El general habló y calló, dejando que se le apagara el aliento. Luego, al cabo de un rato, dijo:

 ‑Así son las cosas, pues. ¿Lo harás, muchacho? ¿Sabes ahora que eres el general del ejército cuando el general queda a retaguardia?

El muchacho asintió en silencio.

‑¿Lo llevarás adelante en mi nombre, muchacho?

‑Sí, señor.

‑Bien. Y con la voluntad de Dios, muchas noches después de esta noche, muchos años después de ahora, cuando seas ya un viejo como yo y mucho más, cuando te pregunten qué hiciste en ese tiempo espantoso, tú le dirás en parte humildemente y en parte orgulloso: “Fui tambor en la batalla del Arroyo del Búho”, o del río Tennessee, o quizá le den ese nombre de esa iglesia. ”Fui tambor de Shiloh”. Señor, eso tiene un ritmo muy adecuado para el señor Longfellow. “Fui tambor en Shiloh”. Quién oirá alguna vez esas palabras y no te conocerá, muchacho, o no sabrá lo que pensaste esta noche, o lo que pensaras mañana o pasada mañana cuando nos incorporemos en nuestras piernas y empecemos a movernos.

El general se puso de pie.

‑Bueno, entonces, que Dios te bendiga muchacho. Buenas noches.

‑Buenas noches, señor.

Y tabaco, bronce, bota lustrada, sudor salado y cuero, el hombre se alejó por la hierba. Joby se quedó acostado un momento, mirando pero sin poder ver hasta dónde había desaparecido el hombre.

Tragó saliva. Se secó los ojos. Carraspeó. Se acomodó.
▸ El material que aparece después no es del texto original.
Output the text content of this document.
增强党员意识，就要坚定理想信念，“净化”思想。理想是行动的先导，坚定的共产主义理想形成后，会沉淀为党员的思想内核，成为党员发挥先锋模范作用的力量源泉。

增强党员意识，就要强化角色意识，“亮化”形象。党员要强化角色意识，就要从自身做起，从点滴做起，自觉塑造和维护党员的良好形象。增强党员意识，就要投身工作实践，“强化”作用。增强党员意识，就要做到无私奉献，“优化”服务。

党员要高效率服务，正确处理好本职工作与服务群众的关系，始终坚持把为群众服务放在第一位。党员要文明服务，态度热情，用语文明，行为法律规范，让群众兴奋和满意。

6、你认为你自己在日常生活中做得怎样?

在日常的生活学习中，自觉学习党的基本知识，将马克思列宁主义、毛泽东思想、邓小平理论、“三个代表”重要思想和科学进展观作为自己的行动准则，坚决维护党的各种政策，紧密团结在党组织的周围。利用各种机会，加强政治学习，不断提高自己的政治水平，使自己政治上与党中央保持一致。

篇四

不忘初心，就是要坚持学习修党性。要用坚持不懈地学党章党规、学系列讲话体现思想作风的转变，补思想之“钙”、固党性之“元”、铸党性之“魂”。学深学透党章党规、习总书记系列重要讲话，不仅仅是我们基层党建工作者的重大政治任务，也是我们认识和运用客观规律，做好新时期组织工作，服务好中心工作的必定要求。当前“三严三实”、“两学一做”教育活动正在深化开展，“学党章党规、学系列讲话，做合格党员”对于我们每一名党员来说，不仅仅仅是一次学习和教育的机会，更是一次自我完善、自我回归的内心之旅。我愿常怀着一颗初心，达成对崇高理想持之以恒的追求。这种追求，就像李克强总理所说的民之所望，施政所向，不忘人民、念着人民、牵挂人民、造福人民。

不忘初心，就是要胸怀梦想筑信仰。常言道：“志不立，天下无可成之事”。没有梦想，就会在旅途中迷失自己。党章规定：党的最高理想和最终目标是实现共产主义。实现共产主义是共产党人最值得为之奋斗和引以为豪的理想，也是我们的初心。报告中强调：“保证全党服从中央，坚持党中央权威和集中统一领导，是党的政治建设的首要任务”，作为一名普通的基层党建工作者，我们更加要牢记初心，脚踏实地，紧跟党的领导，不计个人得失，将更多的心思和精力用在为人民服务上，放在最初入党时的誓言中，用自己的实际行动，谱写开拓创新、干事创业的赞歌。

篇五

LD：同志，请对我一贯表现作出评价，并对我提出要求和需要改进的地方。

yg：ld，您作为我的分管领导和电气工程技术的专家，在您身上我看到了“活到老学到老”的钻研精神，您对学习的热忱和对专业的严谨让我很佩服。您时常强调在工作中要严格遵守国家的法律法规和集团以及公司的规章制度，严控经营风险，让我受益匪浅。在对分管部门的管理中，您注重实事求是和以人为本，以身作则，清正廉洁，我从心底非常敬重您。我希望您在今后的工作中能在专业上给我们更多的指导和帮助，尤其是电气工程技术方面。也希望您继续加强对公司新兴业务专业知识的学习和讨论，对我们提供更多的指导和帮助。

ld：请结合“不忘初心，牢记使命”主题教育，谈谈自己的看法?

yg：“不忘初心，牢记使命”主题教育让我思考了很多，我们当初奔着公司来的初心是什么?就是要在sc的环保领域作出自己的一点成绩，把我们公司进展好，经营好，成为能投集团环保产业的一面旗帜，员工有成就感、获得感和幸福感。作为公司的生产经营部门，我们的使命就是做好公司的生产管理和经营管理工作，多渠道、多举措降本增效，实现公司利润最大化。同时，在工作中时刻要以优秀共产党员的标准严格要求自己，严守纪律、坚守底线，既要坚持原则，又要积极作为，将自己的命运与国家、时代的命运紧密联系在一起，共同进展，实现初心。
Luego, al fin, muy lenta y firmemente, dio vuelta el tambor para que el parche mirara al cielo.

Se acostó al lado, un brazo alrededor del tambor, sintiendo el estremecimiento, el toque, el trueno apagado mientras, todo el resto de la noche de abril de 1862, cerca del río Tennesse, no lejos del Arroyo del Búho, muy cerca de la iglesia llamada Shiloh, los capullos de duraznos caían sobre el tambor.

(*) Fuente: Ray Bradbury, “El tambor de Shiloh”, en Las maquinarias de la alegría, ed. Octaedro, traducción de Aurora Bernárdez.